As a racing influence sailor who is always trying to "sail fast," over time I have become less and less obsessive over my rig, and have allowed the rig tensions of my 192 to go far less than I normally would do. Sailing in roughly 8-10 knots, I allow the leeward upper shroud to loosen, not to the point of flailing around, but visibly looser. When I ran higher tensions, I had issues with the rig loosening over time. I have since shored up my mast step, and I am loathe to have to cut the whole thing apart and repair it, though I know this is in my future. Besides which, the boat wasn't designed to have a very tight rig anyway.

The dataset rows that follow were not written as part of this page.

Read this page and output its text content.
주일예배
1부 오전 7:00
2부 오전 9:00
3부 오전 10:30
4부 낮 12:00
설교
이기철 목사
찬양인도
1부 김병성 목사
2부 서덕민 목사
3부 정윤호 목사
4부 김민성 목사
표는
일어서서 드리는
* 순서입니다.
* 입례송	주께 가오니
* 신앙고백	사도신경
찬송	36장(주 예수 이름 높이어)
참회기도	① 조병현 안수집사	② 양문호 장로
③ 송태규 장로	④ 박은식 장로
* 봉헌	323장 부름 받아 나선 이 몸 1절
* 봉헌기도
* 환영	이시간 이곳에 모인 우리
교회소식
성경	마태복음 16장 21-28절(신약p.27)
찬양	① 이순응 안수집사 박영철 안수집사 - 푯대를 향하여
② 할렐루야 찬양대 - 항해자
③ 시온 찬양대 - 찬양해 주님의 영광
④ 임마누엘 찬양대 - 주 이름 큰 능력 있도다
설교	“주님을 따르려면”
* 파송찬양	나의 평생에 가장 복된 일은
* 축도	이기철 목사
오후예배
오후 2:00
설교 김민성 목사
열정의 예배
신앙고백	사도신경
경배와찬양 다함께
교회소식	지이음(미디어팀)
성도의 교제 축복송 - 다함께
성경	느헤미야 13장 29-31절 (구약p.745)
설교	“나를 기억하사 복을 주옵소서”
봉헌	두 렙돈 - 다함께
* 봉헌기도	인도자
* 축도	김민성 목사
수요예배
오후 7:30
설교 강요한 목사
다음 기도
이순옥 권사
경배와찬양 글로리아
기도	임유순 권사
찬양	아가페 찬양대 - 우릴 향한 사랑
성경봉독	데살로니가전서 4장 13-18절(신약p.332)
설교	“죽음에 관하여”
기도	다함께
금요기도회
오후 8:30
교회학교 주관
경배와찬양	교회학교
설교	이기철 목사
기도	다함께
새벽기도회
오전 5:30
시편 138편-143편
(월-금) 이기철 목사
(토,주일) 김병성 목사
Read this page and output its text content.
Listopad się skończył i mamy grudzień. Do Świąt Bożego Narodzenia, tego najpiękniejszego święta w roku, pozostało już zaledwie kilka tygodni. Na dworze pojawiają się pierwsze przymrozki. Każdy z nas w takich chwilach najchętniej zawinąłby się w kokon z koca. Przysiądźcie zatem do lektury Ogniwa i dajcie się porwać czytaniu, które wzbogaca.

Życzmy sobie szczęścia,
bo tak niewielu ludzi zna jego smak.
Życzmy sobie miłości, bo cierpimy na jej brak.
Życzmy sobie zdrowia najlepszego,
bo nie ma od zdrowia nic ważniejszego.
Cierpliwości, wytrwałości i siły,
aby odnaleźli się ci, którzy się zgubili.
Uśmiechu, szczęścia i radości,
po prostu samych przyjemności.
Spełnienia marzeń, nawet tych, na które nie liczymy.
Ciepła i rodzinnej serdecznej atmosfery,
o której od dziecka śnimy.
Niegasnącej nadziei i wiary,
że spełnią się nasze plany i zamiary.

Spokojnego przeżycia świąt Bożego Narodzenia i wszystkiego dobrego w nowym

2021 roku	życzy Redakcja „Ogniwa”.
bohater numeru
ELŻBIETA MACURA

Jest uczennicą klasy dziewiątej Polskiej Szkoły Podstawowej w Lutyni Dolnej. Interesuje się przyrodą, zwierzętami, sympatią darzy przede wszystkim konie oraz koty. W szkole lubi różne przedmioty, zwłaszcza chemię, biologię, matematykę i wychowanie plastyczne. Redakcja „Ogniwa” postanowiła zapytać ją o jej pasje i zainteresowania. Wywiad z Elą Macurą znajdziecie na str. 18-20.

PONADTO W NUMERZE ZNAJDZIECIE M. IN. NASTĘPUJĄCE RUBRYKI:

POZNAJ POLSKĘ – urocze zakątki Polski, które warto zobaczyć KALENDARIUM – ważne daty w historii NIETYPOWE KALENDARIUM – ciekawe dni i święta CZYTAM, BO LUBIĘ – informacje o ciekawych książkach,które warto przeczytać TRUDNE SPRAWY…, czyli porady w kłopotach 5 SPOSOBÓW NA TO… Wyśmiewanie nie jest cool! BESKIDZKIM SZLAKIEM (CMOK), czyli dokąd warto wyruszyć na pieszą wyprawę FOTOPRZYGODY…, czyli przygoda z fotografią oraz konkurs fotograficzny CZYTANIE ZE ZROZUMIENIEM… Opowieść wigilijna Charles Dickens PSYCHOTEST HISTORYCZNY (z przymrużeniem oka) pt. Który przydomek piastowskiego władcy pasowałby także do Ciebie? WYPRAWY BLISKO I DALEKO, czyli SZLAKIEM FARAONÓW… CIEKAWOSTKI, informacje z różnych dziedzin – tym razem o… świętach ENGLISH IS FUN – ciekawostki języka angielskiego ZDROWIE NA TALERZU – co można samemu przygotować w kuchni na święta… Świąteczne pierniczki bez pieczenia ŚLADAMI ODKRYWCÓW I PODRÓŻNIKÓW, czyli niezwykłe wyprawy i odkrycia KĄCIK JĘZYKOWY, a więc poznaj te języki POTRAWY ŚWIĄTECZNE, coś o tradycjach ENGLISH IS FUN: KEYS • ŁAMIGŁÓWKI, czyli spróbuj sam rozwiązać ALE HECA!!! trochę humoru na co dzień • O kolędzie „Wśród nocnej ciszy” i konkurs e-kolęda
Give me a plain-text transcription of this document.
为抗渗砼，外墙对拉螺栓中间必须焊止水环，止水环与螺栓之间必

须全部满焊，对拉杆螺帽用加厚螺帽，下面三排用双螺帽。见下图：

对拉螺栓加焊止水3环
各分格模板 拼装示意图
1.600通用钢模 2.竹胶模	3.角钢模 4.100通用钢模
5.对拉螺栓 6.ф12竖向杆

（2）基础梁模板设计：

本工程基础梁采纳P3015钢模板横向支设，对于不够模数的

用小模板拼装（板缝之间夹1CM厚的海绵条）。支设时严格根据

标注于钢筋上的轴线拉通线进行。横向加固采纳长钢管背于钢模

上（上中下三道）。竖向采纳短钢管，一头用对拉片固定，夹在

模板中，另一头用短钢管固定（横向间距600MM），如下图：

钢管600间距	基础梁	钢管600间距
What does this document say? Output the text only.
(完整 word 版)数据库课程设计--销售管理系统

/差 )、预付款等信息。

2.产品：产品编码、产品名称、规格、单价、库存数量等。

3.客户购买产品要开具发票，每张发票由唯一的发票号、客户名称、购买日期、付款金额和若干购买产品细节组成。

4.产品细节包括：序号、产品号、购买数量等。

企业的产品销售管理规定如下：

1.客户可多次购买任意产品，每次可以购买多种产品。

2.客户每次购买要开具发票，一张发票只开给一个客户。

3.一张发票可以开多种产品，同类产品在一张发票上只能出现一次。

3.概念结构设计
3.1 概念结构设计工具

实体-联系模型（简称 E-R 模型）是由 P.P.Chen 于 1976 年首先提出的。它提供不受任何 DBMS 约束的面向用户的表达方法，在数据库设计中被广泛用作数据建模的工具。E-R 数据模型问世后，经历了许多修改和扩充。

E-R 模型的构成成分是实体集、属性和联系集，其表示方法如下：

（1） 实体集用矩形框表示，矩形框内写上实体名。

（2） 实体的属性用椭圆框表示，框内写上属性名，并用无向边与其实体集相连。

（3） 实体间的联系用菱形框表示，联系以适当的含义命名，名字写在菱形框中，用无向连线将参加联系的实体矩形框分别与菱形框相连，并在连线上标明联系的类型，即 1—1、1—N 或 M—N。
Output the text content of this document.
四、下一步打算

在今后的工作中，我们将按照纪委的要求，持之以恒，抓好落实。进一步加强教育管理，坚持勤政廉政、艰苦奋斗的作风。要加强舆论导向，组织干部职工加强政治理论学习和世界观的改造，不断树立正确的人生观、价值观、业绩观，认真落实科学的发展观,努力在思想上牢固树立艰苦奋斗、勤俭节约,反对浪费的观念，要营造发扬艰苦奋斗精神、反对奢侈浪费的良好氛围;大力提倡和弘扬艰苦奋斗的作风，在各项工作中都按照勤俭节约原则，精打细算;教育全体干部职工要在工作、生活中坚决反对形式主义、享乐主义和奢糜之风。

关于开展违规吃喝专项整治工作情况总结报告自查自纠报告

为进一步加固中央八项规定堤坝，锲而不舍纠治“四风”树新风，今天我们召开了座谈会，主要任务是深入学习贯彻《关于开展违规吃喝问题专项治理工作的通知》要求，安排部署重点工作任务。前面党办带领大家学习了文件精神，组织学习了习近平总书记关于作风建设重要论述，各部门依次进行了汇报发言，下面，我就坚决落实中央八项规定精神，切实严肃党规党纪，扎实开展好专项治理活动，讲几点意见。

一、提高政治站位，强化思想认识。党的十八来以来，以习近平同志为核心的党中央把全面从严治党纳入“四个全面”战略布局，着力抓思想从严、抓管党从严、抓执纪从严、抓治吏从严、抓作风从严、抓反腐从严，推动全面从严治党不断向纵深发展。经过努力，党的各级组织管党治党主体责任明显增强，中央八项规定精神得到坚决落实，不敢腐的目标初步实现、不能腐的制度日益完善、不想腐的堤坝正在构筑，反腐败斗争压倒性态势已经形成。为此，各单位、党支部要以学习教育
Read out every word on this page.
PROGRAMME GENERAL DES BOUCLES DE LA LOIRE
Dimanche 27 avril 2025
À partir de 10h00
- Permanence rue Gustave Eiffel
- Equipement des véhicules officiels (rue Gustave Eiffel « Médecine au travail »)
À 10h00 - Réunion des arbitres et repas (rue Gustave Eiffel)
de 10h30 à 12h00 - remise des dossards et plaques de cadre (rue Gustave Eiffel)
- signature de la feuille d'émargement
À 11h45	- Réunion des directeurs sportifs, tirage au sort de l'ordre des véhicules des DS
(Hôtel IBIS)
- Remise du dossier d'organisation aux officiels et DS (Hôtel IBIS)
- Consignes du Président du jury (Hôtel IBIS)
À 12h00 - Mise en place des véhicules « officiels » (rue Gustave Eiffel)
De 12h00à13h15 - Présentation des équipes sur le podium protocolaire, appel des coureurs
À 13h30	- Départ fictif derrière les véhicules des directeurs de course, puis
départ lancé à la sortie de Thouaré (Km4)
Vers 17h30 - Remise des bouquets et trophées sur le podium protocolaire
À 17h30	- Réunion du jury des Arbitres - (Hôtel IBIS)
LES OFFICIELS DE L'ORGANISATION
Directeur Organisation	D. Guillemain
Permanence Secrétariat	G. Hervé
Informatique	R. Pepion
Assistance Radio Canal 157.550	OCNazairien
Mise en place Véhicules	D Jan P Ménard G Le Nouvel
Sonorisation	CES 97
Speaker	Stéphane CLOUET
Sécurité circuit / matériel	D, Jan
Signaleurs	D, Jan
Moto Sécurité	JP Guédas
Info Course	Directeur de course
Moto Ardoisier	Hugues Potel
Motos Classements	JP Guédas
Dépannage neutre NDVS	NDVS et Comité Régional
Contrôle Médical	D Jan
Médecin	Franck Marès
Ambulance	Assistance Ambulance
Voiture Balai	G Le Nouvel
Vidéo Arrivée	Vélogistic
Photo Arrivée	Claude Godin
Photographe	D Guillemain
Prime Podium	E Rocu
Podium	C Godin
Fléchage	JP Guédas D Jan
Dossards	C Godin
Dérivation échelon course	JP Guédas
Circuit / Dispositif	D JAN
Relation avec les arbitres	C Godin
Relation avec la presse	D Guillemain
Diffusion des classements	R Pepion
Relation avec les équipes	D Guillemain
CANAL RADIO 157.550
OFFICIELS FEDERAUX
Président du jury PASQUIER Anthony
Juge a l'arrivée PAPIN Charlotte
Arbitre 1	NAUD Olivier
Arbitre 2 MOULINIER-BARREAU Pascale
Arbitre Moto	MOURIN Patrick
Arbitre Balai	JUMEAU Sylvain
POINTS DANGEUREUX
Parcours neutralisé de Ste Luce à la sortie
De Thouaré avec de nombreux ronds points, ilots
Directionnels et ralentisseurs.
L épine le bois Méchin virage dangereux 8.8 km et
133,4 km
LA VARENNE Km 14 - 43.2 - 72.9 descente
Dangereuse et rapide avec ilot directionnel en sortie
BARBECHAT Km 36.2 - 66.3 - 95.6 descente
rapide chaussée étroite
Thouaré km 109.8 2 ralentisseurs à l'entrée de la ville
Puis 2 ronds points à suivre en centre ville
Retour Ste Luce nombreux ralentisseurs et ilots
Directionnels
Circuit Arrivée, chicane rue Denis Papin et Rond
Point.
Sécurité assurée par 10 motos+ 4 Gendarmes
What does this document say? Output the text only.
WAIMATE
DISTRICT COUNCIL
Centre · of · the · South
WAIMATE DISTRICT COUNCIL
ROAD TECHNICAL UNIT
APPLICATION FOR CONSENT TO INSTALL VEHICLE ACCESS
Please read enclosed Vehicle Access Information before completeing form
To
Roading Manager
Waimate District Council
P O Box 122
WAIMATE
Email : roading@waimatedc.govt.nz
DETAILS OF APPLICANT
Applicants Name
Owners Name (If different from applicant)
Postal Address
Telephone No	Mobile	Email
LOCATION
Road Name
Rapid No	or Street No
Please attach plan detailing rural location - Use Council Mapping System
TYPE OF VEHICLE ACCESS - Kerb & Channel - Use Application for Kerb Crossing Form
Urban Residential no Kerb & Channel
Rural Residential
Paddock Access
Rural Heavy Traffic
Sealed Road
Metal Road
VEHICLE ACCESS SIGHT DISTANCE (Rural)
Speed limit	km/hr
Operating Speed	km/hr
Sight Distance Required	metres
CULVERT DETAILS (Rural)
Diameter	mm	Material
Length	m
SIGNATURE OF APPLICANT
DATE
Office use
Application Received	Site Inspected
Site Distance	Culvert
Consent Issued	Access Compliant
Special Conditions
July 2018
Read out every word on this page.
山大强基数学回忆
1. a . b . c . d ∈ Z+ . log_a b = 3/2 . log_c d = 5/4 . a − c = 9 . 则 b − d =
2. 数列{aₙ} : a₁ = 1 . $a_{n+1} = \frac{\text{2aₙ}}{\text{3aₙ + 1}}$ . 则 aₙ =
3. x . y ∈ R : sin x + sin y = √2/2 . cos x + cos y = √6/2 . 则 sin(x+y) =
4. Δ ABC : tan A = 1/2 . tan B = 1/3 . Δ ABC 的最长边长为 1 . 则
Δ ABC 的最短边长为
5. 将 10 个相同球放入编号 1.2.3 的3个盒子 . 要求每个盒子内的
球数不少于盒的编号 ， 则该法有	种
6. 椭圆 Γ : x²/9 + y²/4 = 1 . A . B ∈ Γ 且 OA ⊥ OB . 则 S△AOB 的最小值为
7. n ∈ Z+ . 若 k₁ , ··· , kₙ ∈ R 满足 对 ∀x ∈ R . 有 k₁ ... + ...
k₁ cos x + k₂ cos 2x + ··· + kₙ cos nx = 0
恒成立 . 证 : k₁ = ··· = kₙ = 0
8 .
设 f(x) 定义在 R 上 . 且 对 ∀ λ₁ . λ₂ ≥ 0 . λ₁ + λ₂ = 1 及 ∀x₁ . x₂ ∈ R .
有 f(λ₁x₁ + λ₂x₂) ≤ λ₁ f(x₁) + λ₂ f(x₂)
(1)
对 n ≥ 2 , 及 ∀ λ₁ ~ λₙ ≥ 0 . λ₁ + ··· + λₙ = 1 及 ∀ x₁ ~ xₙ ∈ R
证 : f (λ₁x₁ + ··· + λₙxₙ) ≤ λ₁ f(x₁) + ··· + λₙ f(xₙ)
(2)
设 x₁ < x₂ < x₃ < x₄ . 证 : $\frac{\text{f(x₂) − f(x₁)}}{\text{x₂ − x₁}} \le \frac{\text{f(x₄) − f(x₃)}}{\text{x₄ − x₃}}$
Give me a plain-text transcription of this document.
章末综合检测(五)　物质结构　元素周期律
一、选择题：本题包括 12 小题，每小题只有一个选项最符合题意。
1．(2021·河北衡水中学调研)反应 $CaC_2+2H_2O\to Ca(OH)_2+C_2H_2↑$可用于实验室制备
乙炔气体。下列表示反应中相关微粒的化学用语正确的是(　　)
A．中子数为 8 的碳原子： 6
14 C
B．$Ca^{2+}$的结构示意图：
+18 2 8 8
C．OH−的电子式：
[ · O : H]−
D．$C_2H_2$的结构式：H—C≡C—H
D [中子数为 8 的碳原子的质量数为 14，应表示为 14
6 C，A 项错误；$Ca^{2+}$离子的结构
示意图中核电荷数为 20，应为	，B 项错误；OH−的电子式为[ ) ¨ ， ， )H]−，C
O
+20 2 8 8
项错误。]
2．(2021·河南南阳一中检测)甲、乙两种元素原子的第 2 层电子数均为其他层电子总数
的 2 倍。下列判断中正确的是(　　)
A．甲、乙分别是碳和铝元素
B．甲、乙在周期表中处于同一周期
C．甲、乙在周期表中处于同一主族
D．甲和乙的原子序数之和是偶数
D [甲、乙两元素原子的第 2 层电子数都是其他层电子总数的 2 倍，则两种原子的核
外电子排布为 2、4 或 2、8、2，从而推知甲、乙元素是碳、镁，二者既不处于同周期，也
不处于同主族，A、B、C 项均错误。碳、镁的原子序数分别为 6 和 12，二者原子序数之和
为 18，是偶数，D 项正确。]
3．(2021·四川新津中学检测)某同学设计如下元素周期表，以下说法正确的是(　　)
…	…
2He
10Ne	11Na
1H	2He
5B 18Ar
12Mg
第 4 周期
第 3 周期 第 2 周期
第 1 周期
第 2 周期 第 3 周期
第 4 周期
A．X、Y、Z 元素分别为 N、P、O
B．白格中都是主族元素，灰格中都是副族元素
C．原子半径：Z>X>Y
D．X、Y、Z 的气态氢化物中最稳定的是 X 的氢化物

I rig my boat with about .75-1" of mast pre-bend, and I have learned not to make the lowers too tight, as they will pull the pre-bend out of the mast. I sail the boat close hauled in about 8-10 knots, and note the amount of weather helm, going for about 6º of weather helm in the tiller. I adjust this primarily using the balance between uppers and forestay, slacking off both uppers the same amount, and taking up on the forestay to reduce weather helm, or converse to increase weather helm. At first attempts to tune the rig, I had it so neutral, that in higher winds I had definite lee helm. But I don't want so much weather helm that I'm slowing the boat down with excessive pull on the tiller. I tighten my backstay so that it's not flopping around, and I've found that more backstay just seems to put a noticeable crick in the top of the mast above the hounds, and that doesn't look right to me, so I see to reduce that. I use the main halyard pulled down to chainplates to make sure that the mast is straight up and down side-to-side, and with main halyard pulled down to the base of the mast tightly, to sight up the back of the mast to estimate pre-bend. Then use lowers to make sure the mast is in column, but not pull out the pre-bend. Because I have one, I use my Loos gauge to make sure uppers kinda match tension, lowers match each other, and forestay doesn't seem excessively high tension compared to uppers.